Cependant, comme les lieux de détention, les centres éducatifs fermés (CEF) et renforcés (CER) sont souvent mutualisés entre plusieurs ressorts. Faute de directives claires et un tant soit peu harmonisées, beaucoup ont fait leur vie dans leur coin. « Le seul mineur en CEF que je suis en ce moment a été remis à sa famille, raconte-t-on dans une petite juridiction. Techniquement, on m’a demandé mon avis, mais après coup, et en me disant que je n’avais pas le choix. » Ailleurs, « un mineur très violent avec ses frères et sœurs a été sorti de son CEF pour être confiné avec eux, sans que j’en sois avisée… J’ai trouvé un peu surprenante cette façon de faire », euphémise une magistrate.
Plus largement, les juges des enfants regardent impuissants les procédures qui s’accumulent depuis le début de la grève des avocats. « On avait déjà des milliers de dossiers en attente au 31 décembre, or il ne s’est quasiment rien passé depuis », détaille Pascale Bruston, vice-présidente à Paris. « On a pris huit ou dix mois dans la vue, explique une autre juge.

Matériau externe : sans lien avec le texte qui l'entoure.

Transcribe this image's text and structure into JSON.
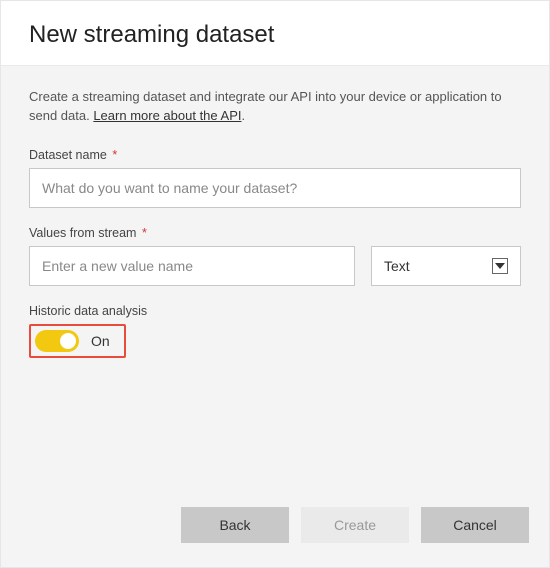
{
  "header": {
    "title": "New streaming dataset"
  },
  "intro": {
    "text_prefix": "Create a streaming dataset and integrate our API into your device or application to send data. ",
    "learn_more": "Learn more about the API",
    "text_suffix": "."
  },
  "fields": {
    "dataset_name": {
      "label": "Dataset name",
      "required_mark": "*",
      "placeholder": "What do you want to name your dataset?",
      "value": ""
    },
    "values_from_stream": {
      "label": "Values from stream",
      "required_mark": "*",
      "value_placeholder": "Enter a new value name",
      "value_input": "",
      "type_selected": "Text"
    },
    "historic": {
      "label": "Historic data analysis",
      "state_label": "On"
    }
  },
  "footer": {
    "back": "Back",
    "create": "Create",
    "cancel": "Cancel"
  }
}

On va devoir mettre en examen en octobre ou novembre dans des affaires poursuivies en janvier, tout cela perd beaucoup de son sens et de sa pertinence. » Sans compter qu’une grosse réforme était censée arriver à l’automne : « Il est absolument impossible qu’on soit à stock pénal zéro au moment de l’entrée en vigueur, même reportée au printemps 2021 », s’alarme Kim Reuflet, de Nantes.
Anticipant l’inéluctable engorgement à la reprise, un magistrat d’une toute petite juridiction conclut : « Certains vont forcément se dire que sans juge, on ne s’en sort pas beaucoup moins bien, et qu’on est moins embêté. On va avoir beaucoup de mal à les déshabituer et à remettre le contradictoire et l’audience au cœur de notre fonctionnement quotidien ».